Recep Güven, "İkinci Gaffar olmak kolay değil. Onun seviyesine ulaşmak her babayiğidin harcı değil. O en zor zamanda, en zor kararları verebilen, vizyon sahibi güzel bir insandı. Bu yüzden gönüllerde taht kurdu. Çok ciddi sorun, sıkıntılarımız var. Sorunları orta yere koyduk, yol haritası çizdik. Halk bize ciddi yardımcı oluyor. Bombayı ve asayiş şubesine gelen saldırıyı vatandaşın sayesinde engellemiş olduk. Beni şaşırtacak kadar ihbar geliyor. İnsanlar huzurlarına sahip çıkıyorlar" dedi.

Emniyet Müdürü Recep Güven, Bahçeşehir Üniversitesi'nde 2005 yılında katıldığı bir konferansta, "Dağda ölen teröriste ağlayamıyorsanız insan değilsiniz" dediğini, eline silah alan, çoluk- çocuk demeden insan katleden canavarlaşmış bir teröristi de etkisiz hale getirilmesi gerektiğini, aksi halde yönetime devlet denilemeyeceğini kaydederek, şöyle devam etti:

"Ben bu iki duygu arasında gidip- geliyorum. Benim yitik evladım dağa çıkmış. Keşke ulaşabilseydim, ona normal bir hayat sunabilseydim, onun terörize olmasına mani olabilseydim diye ağlarım. Ağlarım yani. Her teröriste de içim ezilir. Diyarbakır'ın kaderi gözyaşı ve kan olmamalıydı. Bu coğrafya, o kadar güzel insan yetiştirmiş. Fakat şimdi canavarlar üretiyoruz. Denetimsizlik, kontrolsüzlük, insana ulaşamadığımızdan, insan odaklı hizmet veremediğimizden. Başka birşey değil.

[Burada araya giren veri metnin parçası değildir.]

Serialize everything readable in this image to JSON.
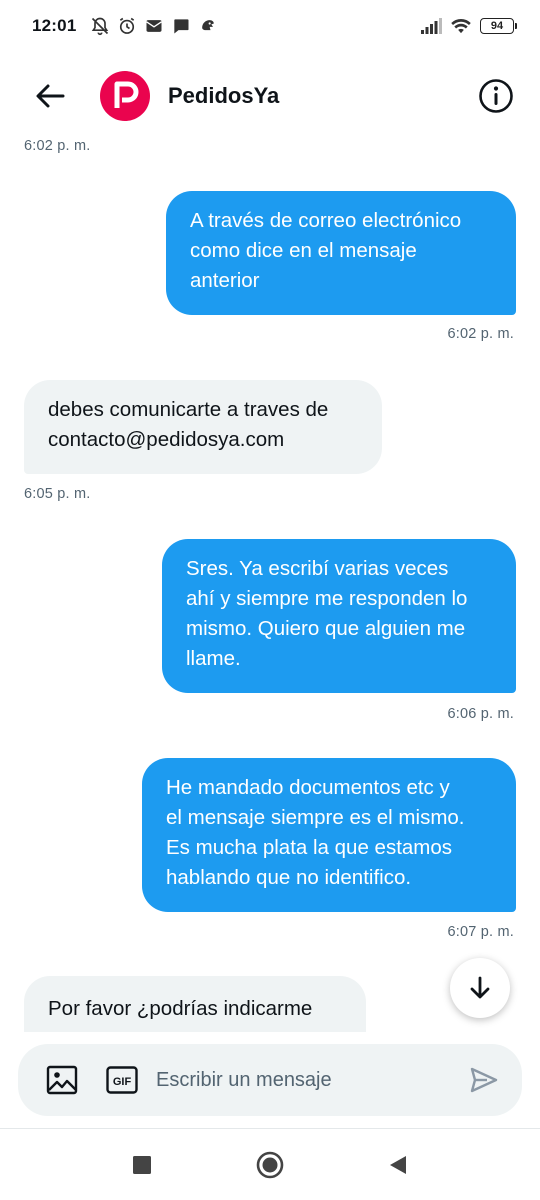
{
  "status_bar": {
    "time": "12:01",
    "battery": "94"
  },
  "header": {
    "title": "PedidosYa"
  },
  "messages": [
    {
      "kind": "timestamp",
      "side": "left",
      "time": "6:02 p. m."
    },
    {
      "kind": "bubble",
      "side": "out",
      "lines": [
        "A través de correo electrónico",
        "como dice en el mensaje",
        "anterior"
      ]
    },
    {
      "kind": "timestamp",
      "side": "right",
      "time": "6:02 p. m."
    },
    {
      "kind": "bubble",
      "side": "in",
      "lines": [
        "debes comunicarte a traves de",
        "contacto@pedidosya.com"
      ]
    },
    {
      "kind": "timestamp",
      "side": "left",
      "time": "6:05 p. m."
    },
    {
      "kind": "bubble",
      "side": "out",
      "lines": [
        "Sres. Ya escribí varias veces",
        "ahí y siempre me responden lo",
        "mismo. Quiero que alguien me",
        "llame."
      ]
    },
    {
      "kind": "timestamp",
      "side": "right",
      "time": "6:06 p. m."
    },
    {
      "kind": "bubble",
      "side": "out",
      "lines": [
        "He mandado documentos etc y",
        "el mensaje siempre es el mismo.",
        "Es mucha plata la que estamos",
        "hablando que no identifico."
      ]
    },
    {
      "kind": "timestamp",
      "side": "right",
      "time": "6:07 p. m."
    },
    {
      "kind": "bubble",
      "side": "in",
      "lines": [
        "Por favor ¿podrías indicarme"
      ]
    }
  ],
  "composer": {
    "placeholder": "Escribir un mensaje",
    "value": "",
    "gif_label": "GIF"
  },
  "colors": {
    "outgoing_bubble": "#1d9bf0",
    "incoming_bubble": "#eff3f4",
    "brand": "#ea044e"
  }
}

Bunda hepimizin payı var."

Emniyet Müdürü Güven, bir çocuğun dağa çıkmasında herkesin payı olduğunu, toplumdaki sıkıntı ortaya konulmadan sorunun çözülemeyeceğini, ölenlerin her birinin hayalleri, sevgilisi, aşkı olduğunu ifade ederek, "İnsanları, sevgilerini öldürüyor, yüreklerine kin koyuyoruz" dedi.

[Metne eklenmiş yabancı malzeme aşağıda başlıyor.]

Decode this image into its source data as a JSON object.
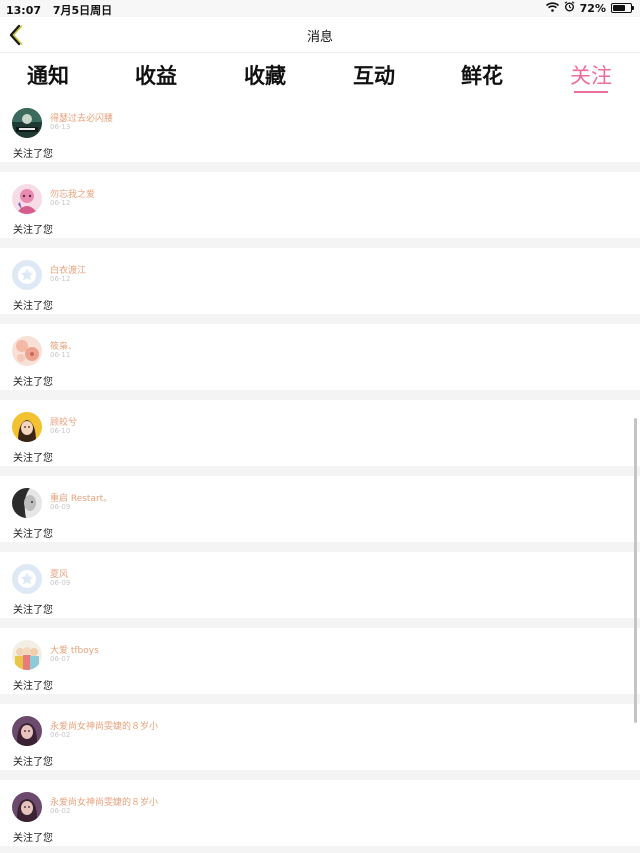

"KEŞKE BU KADAR GEÇ KALMASAYDIK"

Daha önce Diyarbakır'da görev yaparkan 5 kişilik ekip kurarak çocuğu dağda olan annelere gitmek istediğini belirten Diyarbakır Emniyet Müdürü Güven, yeni acılar çekerek bu işi sürdüremeyeceklerini ifade ederek, acıların, yeni acıları doğuracağını, yeni kinleri getireceğini, sorunu orta yere koymadan çözemeyeceklerini söyledi. Emniyet Müdürü Recep Güven, devletin hizmet için var olduğunu belirterek şöyle konuştu:

"Önce vatan değil, önce insan. İnsanı yaşat ki devlet yaşasın. İnsanı yaşatmıyorsak, hiçbir anlamı yok. Düzenimizin anlamı yok. Evet; özeleştiri, hem eleştiri. En büyük sorun annelere ve çocuklara uluşmak. Onlara belki ulaşamadığımız, çok geç kaldığımız için sorun bu halde. Polis olarak yapabileceğimiz belki mevcut öğrencinin ve annenin yüzde 1'ine ulaşmak olur. Kurum olarak tek başına becerebileceğimiz birşey değil. Tetikleyici olabiliriz ama topyekün çözüme ancak bu kadar katkımız olabilir. Projeler zinciri başlatmayı düşünüyoruz."

Emniyet Müdürü Güven, örnek olması için Kürtçe kurslarına gidip, Kürtçe'yi de öğrenceğini ekledi.